Posłanka KO Katarzyna Maria Piekarska wyszła ze szpitala po usunięciu guza w piersi. Teraz opowiedziała o swojej walce ze złośliwym nowotworem. Posłanka mówi, że nie rezygnuje całkiem z obowiązków zawodowych i chce także przekonywać kobiety do badań profilaktycznych.
Katarzyna Maria Piekarska wyszła ze szpitala
Posłanka KO Katarzyna Piekarska, która wyszła ze szpitala, podzieliła się swoimi odczuciami z "Faktem". – Zrzuciłam z siebie to paskudztwo, więc psychicznie na pewno czuję bardzo dobrze. Czekam na dalsze leczenie po rekonwalescencji – powiedziała.
Jak zaznacza posłanka KO, teraz chce odpocząć i czeka na ostatecznie wyniki badań, od czego będzie zależeć dalsze leczenie.
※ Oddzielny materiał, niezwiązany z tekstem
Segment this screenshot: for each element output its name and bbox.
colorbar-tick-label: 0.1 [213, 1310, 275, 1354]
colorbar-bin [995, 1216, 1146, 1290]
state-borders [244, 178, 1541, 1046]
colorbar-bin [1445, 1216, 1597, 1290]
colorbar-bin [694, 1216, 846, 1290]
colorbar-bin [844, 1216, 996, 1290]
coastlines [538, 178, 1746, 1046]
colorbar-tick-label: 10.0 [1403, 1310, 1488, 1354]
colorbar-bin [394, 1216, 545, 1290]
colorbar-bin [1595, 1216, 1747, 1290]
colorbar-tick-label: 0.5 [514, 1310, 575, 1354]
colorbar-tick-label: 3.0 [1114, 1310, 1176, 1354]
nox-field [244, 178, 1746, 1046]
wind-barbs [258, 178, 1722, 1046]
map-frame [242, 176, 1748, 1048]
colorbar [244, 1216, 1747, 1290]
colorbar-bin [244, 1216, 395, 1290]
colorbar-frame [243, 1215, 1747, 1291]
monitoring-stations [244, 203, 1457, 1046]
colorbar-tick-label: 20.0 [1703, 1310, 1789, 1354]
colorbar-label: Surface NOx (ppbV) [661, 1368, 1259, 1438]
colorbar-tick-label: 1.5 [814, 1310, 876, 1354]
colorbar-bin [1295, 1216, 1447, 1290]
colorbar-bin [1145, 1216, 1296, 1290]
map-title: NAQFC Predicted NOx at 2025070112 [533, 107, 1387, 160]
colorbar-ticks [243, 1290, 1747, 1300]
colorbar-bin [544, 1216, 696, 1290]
Piekarska cieszy się również z tego, że nie była leczona chemią, ponieważ "ona jest bardziej inwazyjna".
Piekarska ujawniła swoje plany
Posłanka PO w rozmowie z "Faktem" powiedziała również, co będzie robiła w najbliższym czasie. – Chcę odespać, ponieważ przez nerwy związane z nowotworem miałam problemy z zasypianiem.
Dodała również, że będzie chciała przygotować się na drugi kongres praw zwierząt w Senacie, który organizuje na jesieni razem z Gabrielą Morawską-Stanecką.
– Bardzo chciałabym spotkać się z panią wójt gminy, w której mieszkam, aby porozmawiać z nią na temat postawienia mammobusu, żeby kobiety mogły się zbadać. Sama wcześniej nie myślałam o badaniach, dopiero teraz zdałam sobie sprawę z tego, że wczesne wykrycie raka gwarantuje wyleczenie. Gdybym nie poszła na te badania profilaktyczne, pewnie do dzisiaj nie wiedziałabym, że żyje we mnie taki pasożyt na gapę – podsumowuje Karolina Piekarska.
Posłanka ma nowotwór złośliwy piersi
O zdiagnozowaniu u posłanki KO Katarzyny Piekarskiej nowotworu złośliwego piersi dowiedzieliśmy się za pomocą jej mediów społecznościowych, kiedy to 9 lipca napisała post.
"Jako osoba, u której 2 tygodnie temu zdiagnozowano nowotwór złośliwy piersi nie jestem w stanie zrozumieć postępowania Ministerstwa Zdrowia. Nic was nie obchodzi życie kobiet? Wycofajcie się z tego i to szybko!" – napisała posłanka.
W kolejnych wpisach Katarzyna Piekarska relacjonowała przebieg swojego leczenia.
"Już w szpitalu. Jutro operacja i wycięcie guza. Gdyby nie badania profilaktyczne nie wiedziałabym, że go mam. Wymacałabym go u siebie za kilka miesięcy a to oznaczałoby pewnie przerzuty. Nie wolno ich zaniechać. Liczę na to, że rząd to zrozumie." – relacjonowała.